In Texas we have the ‘sonogram law’ back in force after the 5th Circuit Court of Appeals reversed an earlier ruling. It requires doctors to describe in detail, including hearing the heartbeat and seeing the images, of the foetus of a woman contemplating abortion. This act of mental sabotage must take place 24 hours before the procedure.

Republican State Senator Dan Patrick called the judgement “a great day for women’s health and the protection of the unborn in Texas.” Governor Perry, the has-been presidential hopeful, called it “a victory for all who stand in defence of life…”

With cuts to education and hospitals closing I wonder what safety net these politicians will put into place to ensure the health and education of a child, maybe conceived through violence. Possibly conceived through ignorance, when abstinence is the only education offered.

Family planning centres rather than being encouraged to help women plan their fertility, to get regular checkups for reproductive health and regular mammograms, to guard against STDs are instead harried. Planned Parenthood, an organisation that does just that, is no longer deemed a worthy beneficiary of funding from the Susan G Komen for the Cure foundation. Despite protestations, surely a political decision.

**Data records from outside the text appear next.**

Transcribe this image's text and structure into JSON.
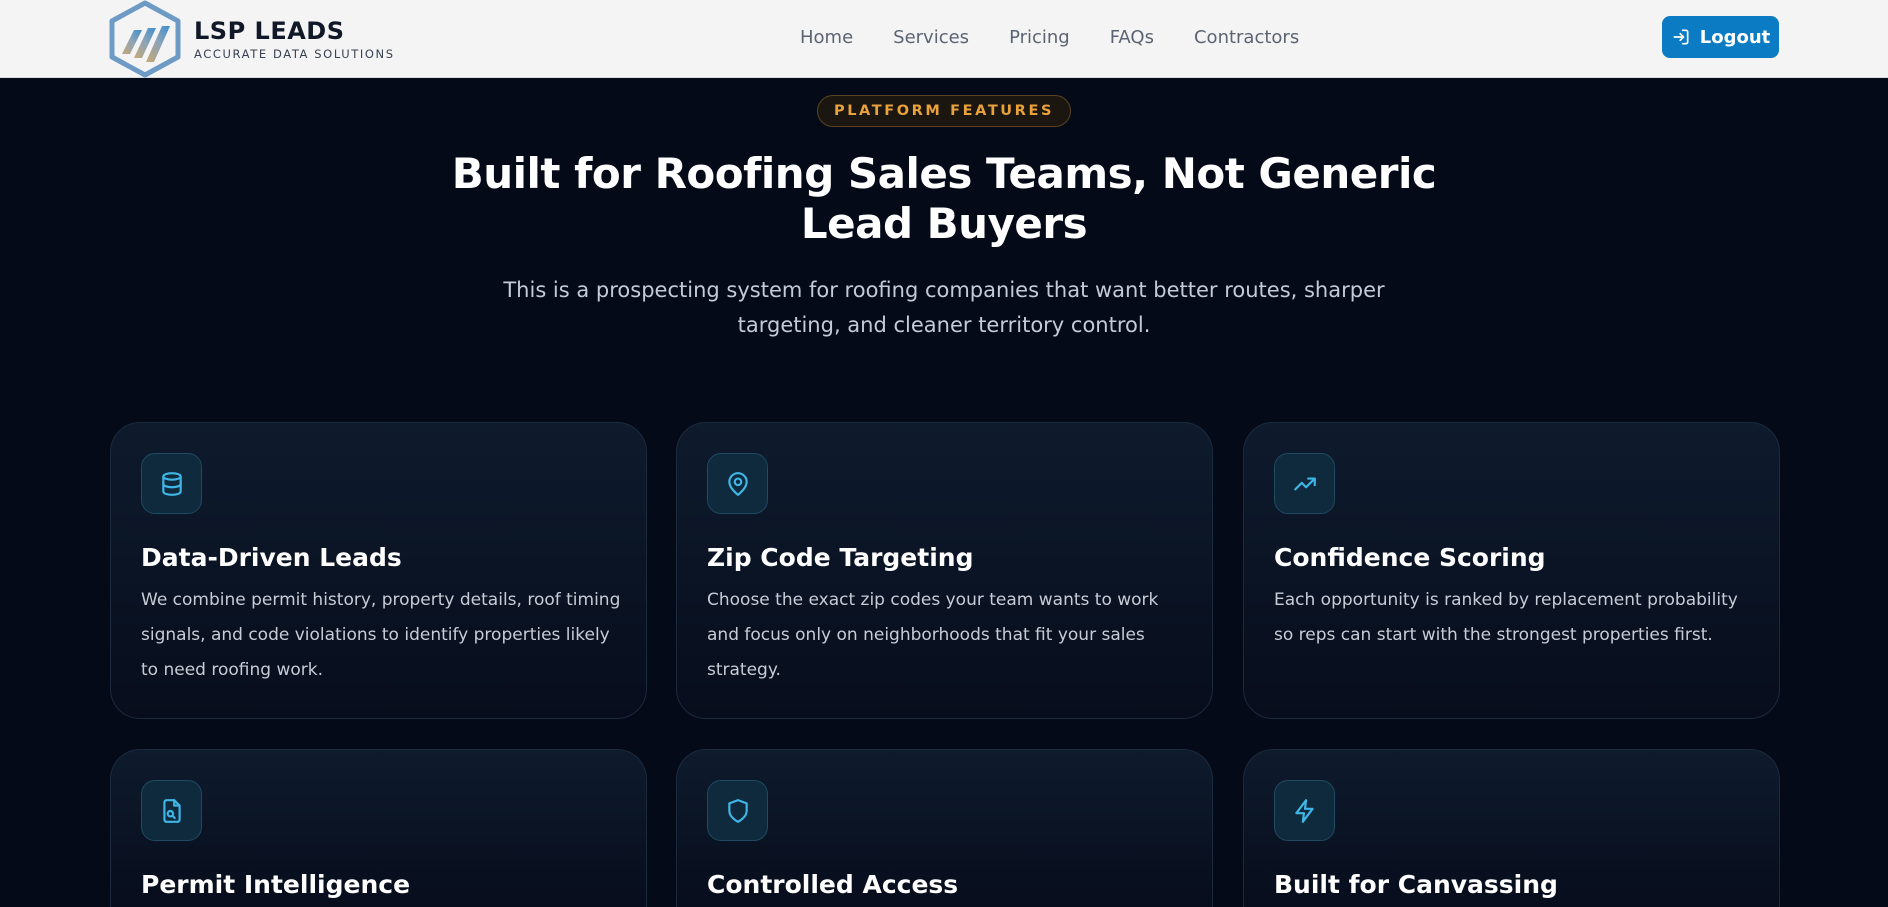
{
  "brand": {
    "name": "LSP LEADS",
    "tagline": "ACCURATE DATA SOLUTIONS"
  },
  "nav": {
    "items": [
      {
        "label": "Home"
      },
      {
        "label": "Services"
      },
      {
        "label": "Pricing"
      },
      {
        "label": "FAQs"
      },
      {
        "label": "Contractors"
      }
    ],
    "logout_label": "Logout"
  },
  "hero": {
    "badge": "PLATFORM FEATURES",
    "title": "Built for Roofing Sales Teams, Not Generic Lead Buyers",
    "subtitle": "This is a prospecting system for roofing companies that want better routes, sharper targeting, and cleaner territory control."
  },
  "features": [
    {
      "icon": "database-icon",
      "title": "Data-Driven Leads",
      "description": "We combine permit history, property details, roof timing signals, and code violations to identify properties likely to need roofing work."
    },
    {
      "icon": "map-pin-icon",
      "title": "Zip Code Targeting",
      "description": "Choose the exact zip codes your team wants to work and focus only on neighborhoods that fit your sales strategy."
    },
    {
      "icon": "trending-up-icon",
      "title": "Confidence Scoring",
      "description": "Each opportunity is ranked by replacement probability so reps can start with the strongest properties first."
    },
    {
      "icon": "file-search-icon",
      "title": "Permit Intelligence",
      "description": ""
    },
    {
      "icon": "shield-icon",
      "title": "Controlled Access",
      "description": ""
    },
    {
      "icon": "lightning-icon",
      "title": "Built for Canvassing",
      "description": ""
    }
  ],
  "colors": {
    "page_background": "#050a18",
    "navbar_background": "#f4f4f5",
    "accent_blue": "#0b7bc4",
    "badge_amber": "#e8a13b",
    "icon_cyan": "#3fb6e6"
  }
}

I call the sonogram law a gross infringement on the rights of women, and the attempt by the Right of the nation, both public and political, to pillory organisations who attempt to help women, and whose abortion procedures are a small part of that help. Improved healthcare and education should be neither Right nor Left but universal.

If the ‘goo-goo eyes ordinance of 1905’ was the start of this slippery slope into the invasion of our thoughts and actions with regard our own bodies, then I don’t find it so amusing.

STOP PRESS – Komen Foundation just reversed their decision about funding for Planned Parenthood!